Getting to that point means rebuilding a pipeline of right-leaning academics that will have to start with graduate students and spit out full professors 20 years later. That will mean convincing potential graduate students that they won’t have to run through an ideological gantlet to get a job.
Underlying this argument is that there are young people who are liberals and young people who are conservatives, but conservatives are such a minority on campus, made to feel unwelcome, that academia ends up dominated by liberals, who are the only people who pursue this sort of career.
But what if we looked at this from an entirely different angle. Consider Chemistry as a discipline (it was Margaret Thatcher’s degree). There is nothing to prevent conservative-leaning young people from pursuing a PhD in Chem and then looking for an academic post. That they like to spend their evenings curled up on the couch with a volume of Michael Oakeshott’s essays won’t hinder their job prospects. They need to show the hiring committee external research funding, some promising early publications, and evidence of being capable in the classroom - that should do the trick.
Now consider this young conservative Chemist who lands a tenure-line job. Vice-President J.D. Vance says, unambiguously “Professors are the enemy.” The Republican party votes to confirm Robert F. Kennedy Jr. as a Cabinet member. Federal research funding takes a huge hit under the direction of a man put in charge of a thing called DOGE, a man who is clearly not playing with a full deck. The President himself sees the findings of academic research on any subject you care to name as simply worthless. An opinion survey arrives in her inbox: “Do you lean Democrat or Republican?” Well, what do you think she is going to say?
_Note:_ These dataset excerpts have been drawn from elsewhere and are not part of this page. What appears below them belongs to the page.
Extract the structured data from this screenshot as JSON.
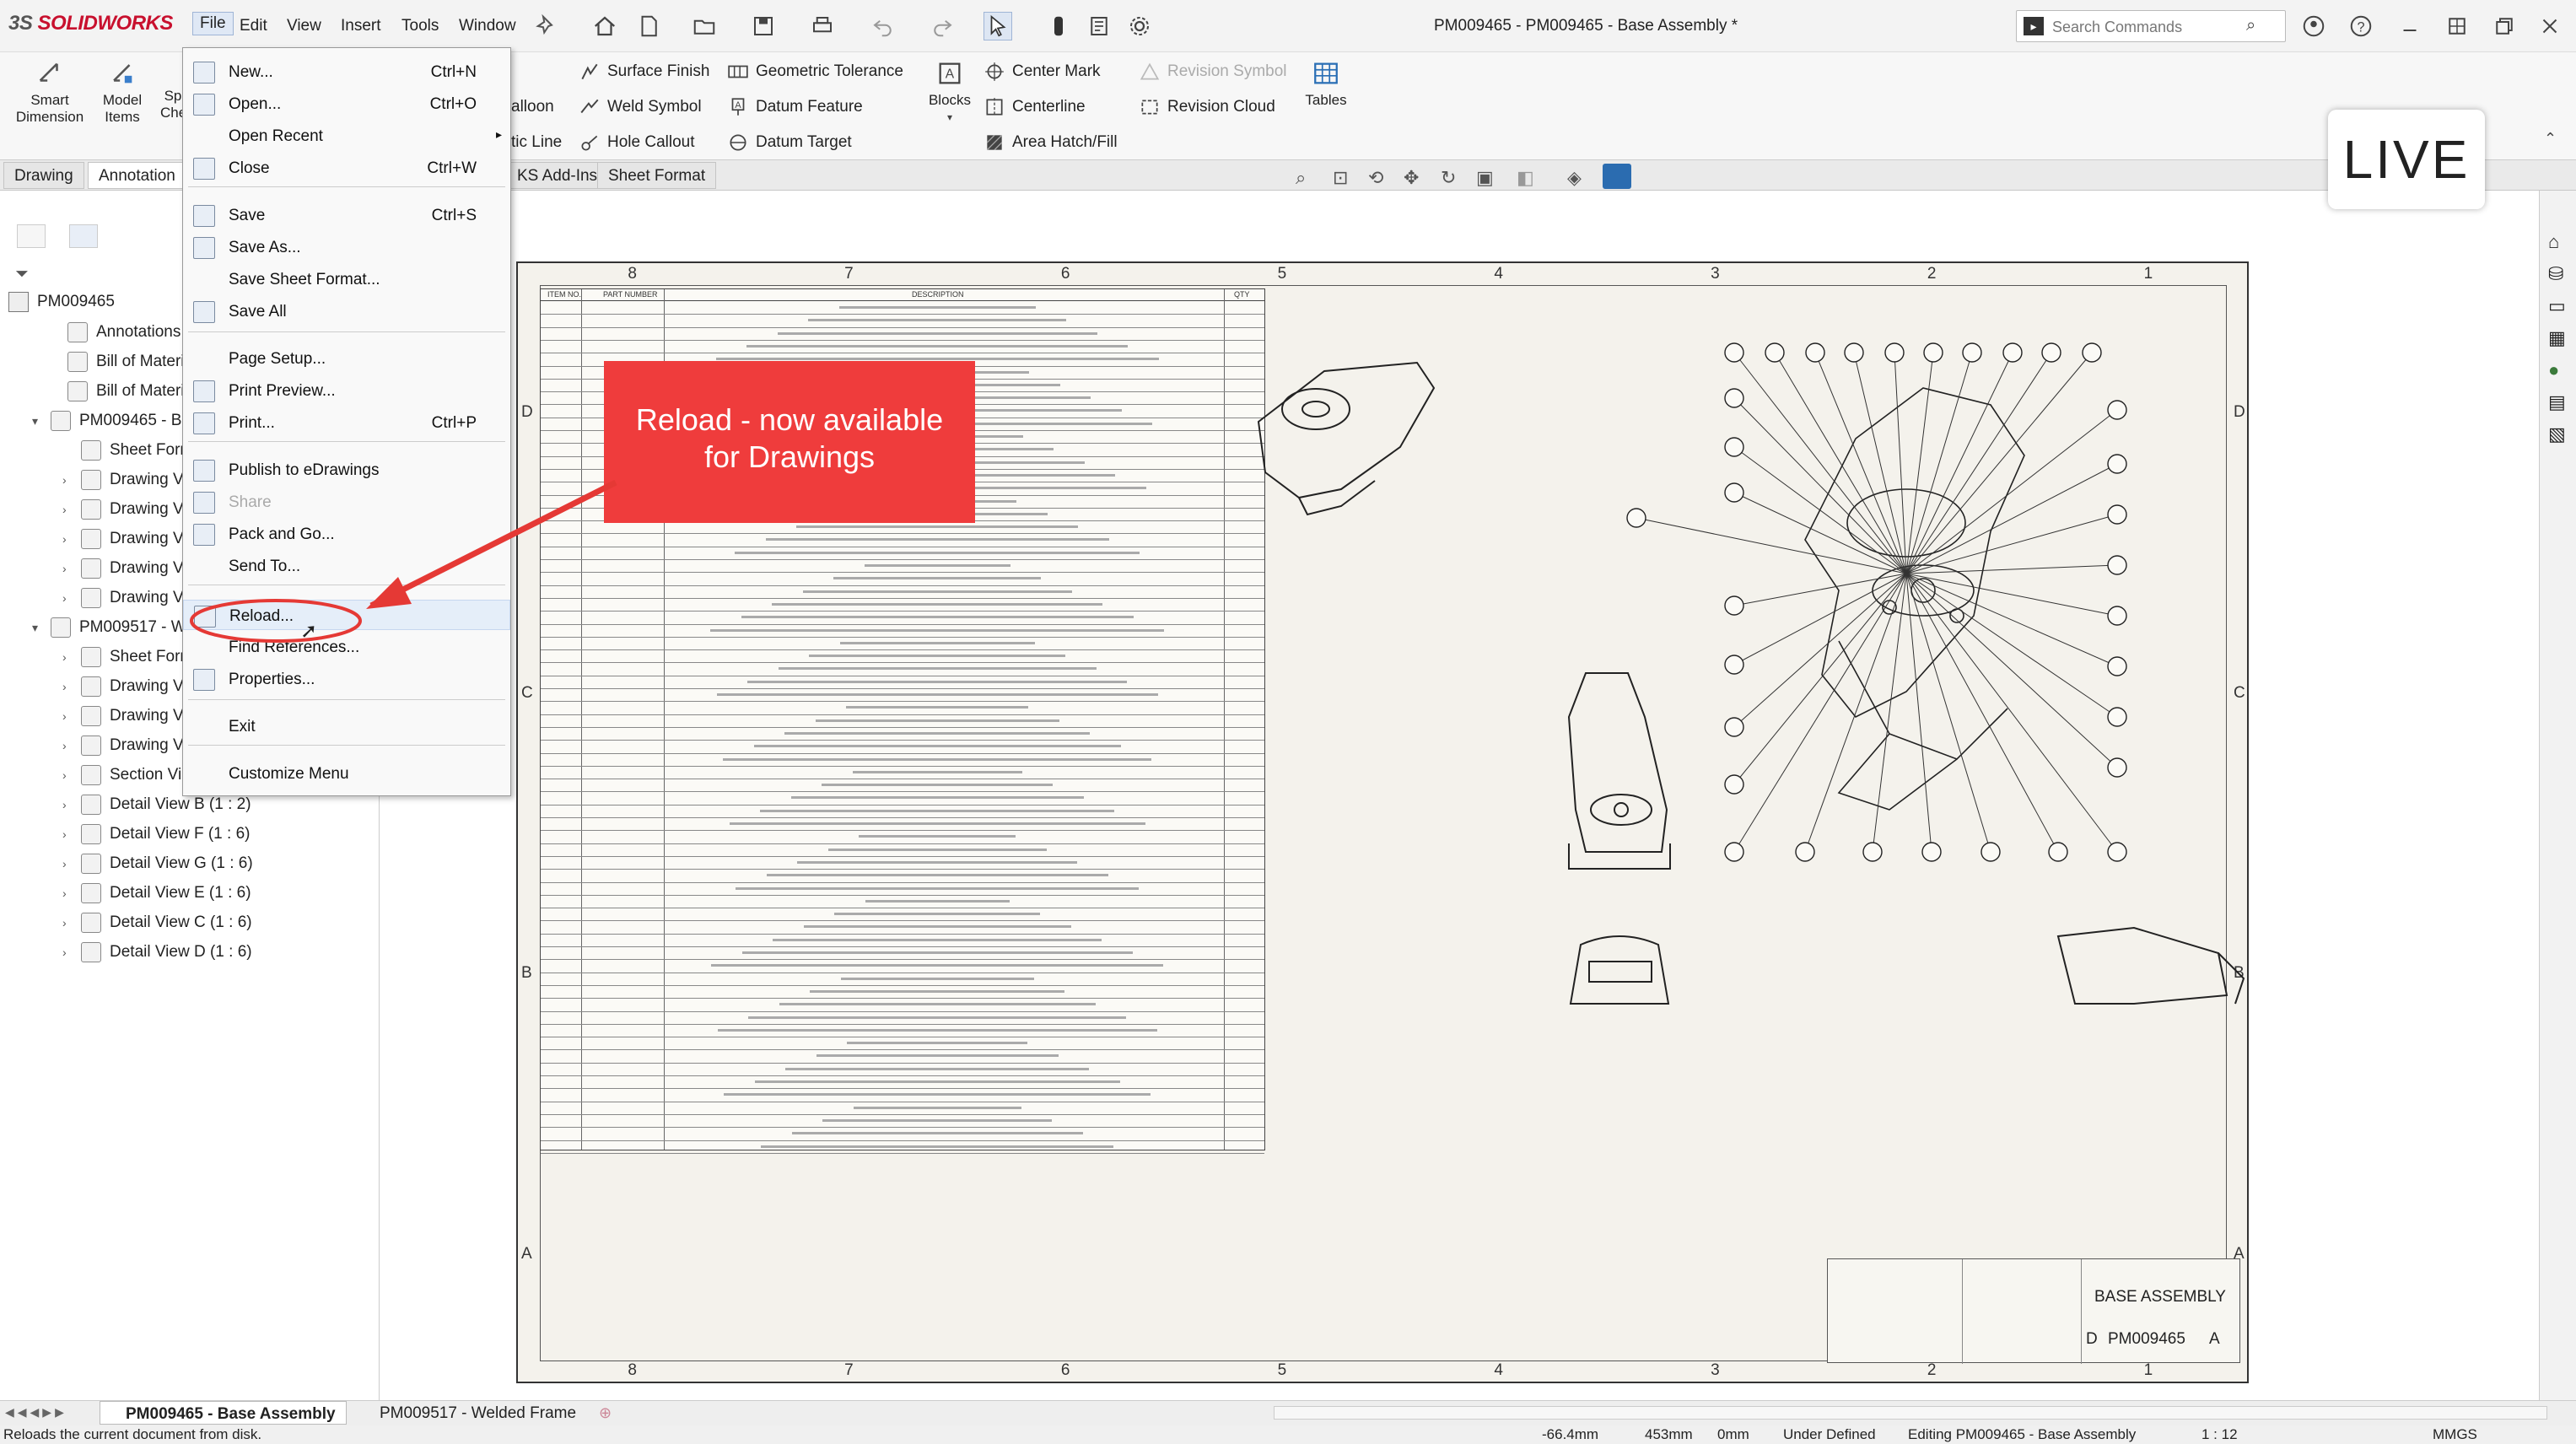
{
  "app": {
    "logo_brand": "3S",
    "logo_name": "SOLIDWORKS",
    "doc_title": "PM009465 - PM009465 - Base Assembly *"
  },
  "menubar": [
    "File",
    "Edit",
    "View",
    "Insert",
    "Tools",
    "Window"
  ],
  "search": {
    "placeholder": "Search Commands"
  },
  "commands": {
    "smart_dimension": "Smart\nDimension",
    "model_items": "Model\nItems",
    "spell": "Sp\nChe",
    "balloon": "alloon",
    "magnetic_line": "tic Line",
    "surface_finish": "Surface Finish",
    "weld_symbol": "Weld Symbol",
    "hole_callout": "Hole Callout",
    "geometric_tolerance": "Geometric Tolerance",
    "datum_feature": "Datum Feature",
    "datum_target": "Datum Target",
    "blocks": "Blocks",
    "center_mark": "Center Mark",
    "centerline": "Centerline",
    "area_hatch": "Area Hatch/Fill",
    "revision_symbol": "Revision Symbol",
    "revision_cloud": "Revision Cloud",
    "tables": "Tables"
  },
  "tabs": [
    "Drawing",
    "Annotation",
    "KS Add-Ins",
    "Sheet Format"
  ],
  "tree": {
    "root": "PM009465",
    "items": [
      "Annotations",
      "Bill of Materials1",
      "Bill of Materials2",
      "PM009465 - Base",
      "Sheet Forma",
      "Drawing Vie",
      "Drawing Vie",
      "Drawing Vie",
      "Drawing Vie",
      "Drawing Vie",
      "PM009517 - Wel",
      "Sheet Forma",
      "Drawing Vie",
      "Drawing Vie",
      "Drawing Vie",
      "Section View",
      "Detail View B (1 : 2)",
      "Detail View F (1 : 6)",
      "Detail View G (1 : 6)",
      "Detail View E (1 : 6)",
      "Detail View C (1 : 6)",
      "Detail View D (1 : 6)"
    ]
  },
  "file_menu": [
    {
      "label": "New...",
      "shortcut": "Ctrl+N"
    },
    {
      "label": "Open...",
      "shortcut": "Ctrl+O"
    },
    {
      "label": "Open Recent",
      "shortcut": ""
    },
    {
      "label": "Close",
      "shortcut": "Ctrl+W"
    },
    {
      "label": "Save",
      "shortcut": "Ctrl+S"
    },
    {
      "label": "Save As...",
      "shortcut": ""
    },
    {
      "label": "Save Sheet Format...",
      "shortcut": ""
    },
    {
      "label": "Save All",
      "shortcut": ""
    },
    {
      "label": "Page Setup...",
      "shortcut": ""
    },
    {
      "label": "Print Preview...",
      "shortcut": ""
    },
    {
      "label": "Print...",
      "shortcut": "Ctrl+P"
    },
    {
      "label": "Publish to eDrawings",
      "shortcut": ""
    },
    {
      "label": "Share",
      "shortcut": ""
    },
    {
      "label": "Pack and Go...",
      "shortcut": ""
    },
    {
      "label": "Send To...",
      "shortcut": ""
    },
    {
      "label": "Reload...",
      "shortcut": ""
    },
    {
      "label": "Find References...",
      "shortcut": ""
    },
    {
      "label": "Properties...",
      "shortcut": ""
    },
    {
      "label": "Exit",
      "shortcut": ""
    },
    {
      "label": "Customize Menu",
      "shortcut": ""
    }
  ],
  "callout": {
    "line1": "Reload - now available",
    "line2": "for Drawings"
  },
  "live_badge": "LIVE",
  "sheet": {
    "top_zones": [
      "8",
      "7",
      "6",
      "5",
      "4",
      "3",
      "2",
      "1"
    ],
    "side_zones": [
      "D",
      "C",
      "B",
      "A"
    ],
    "title_block": {
      "title": "BASE ASSEMBLY",
      "size": "D",
      "doc_no": "PM009465",
      "rev": "A"
    },
    "bom_headers": [
      "ITEM NO.",
      "PART NUMBER",
      "DESCRIPTION",
      "QTY"
    ]
  },
  "sheet_tabs": [
    "PM009465 - Base Assembly",
    "PM009517 - Welded Frame"
  ],
  "status": {
    "message": "Reloads the current document from disk.",
    "x": "-66.4mm",
    "y": "453mm",
    "z": "0mm",
    "state": "Under Defined",
    "editing": "Editing PM009465 - Base Assembly",
    "scale": "1 : 12",
    "units": "MMGS"
  }
}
The problem of the lack of Republican voters in the ranks of academia is maybe something other than left-wing bias on campus, especially if we consider most disciplines on campus do not really concern themselves with politics. Even the ones that do: Economics is a rather conservative discipline in its approach, but what is your average Econ prof to do with a party led by a President whose economic policies and ideas are absolutely bananas?
Maybe the reason most academics lean liberal is that the conservative political party in the US is, to its core, opposed to the very idea of disinterested research and what its findings might be? What if the solution to getting more conservatives in academia lies not with the academy, but with the nation’s conservative political party indicating that it thinks universities are a worthwhile thing to support?
The issue isn’t that Frostbite State U needs more Republicans as professors; it’s that Republicans need to think about how to attract the support of faculty at FSU. But there’s not much interest in that.
"Megan McArdle wrote something" is pretty much synonymous with "Megan McArdle is on the wrong track". She is essentially a more tendentious concern troll than David Brooks, but often in the same vein. In particular in this case, she's trying to dance away from the fact that not voting GOP is not the same thing as "being liberal", particularly for academics--on some level since the early 1990s, any faculty of any ideology would find it hard to vote Republican because the party became so committed to an anti-intellectual, anti-science, anti-university position--even a conservative professor had to see the GOP as acting against his or her self-interest unless that professor was someone on the right-wing talk circuit/gravy train.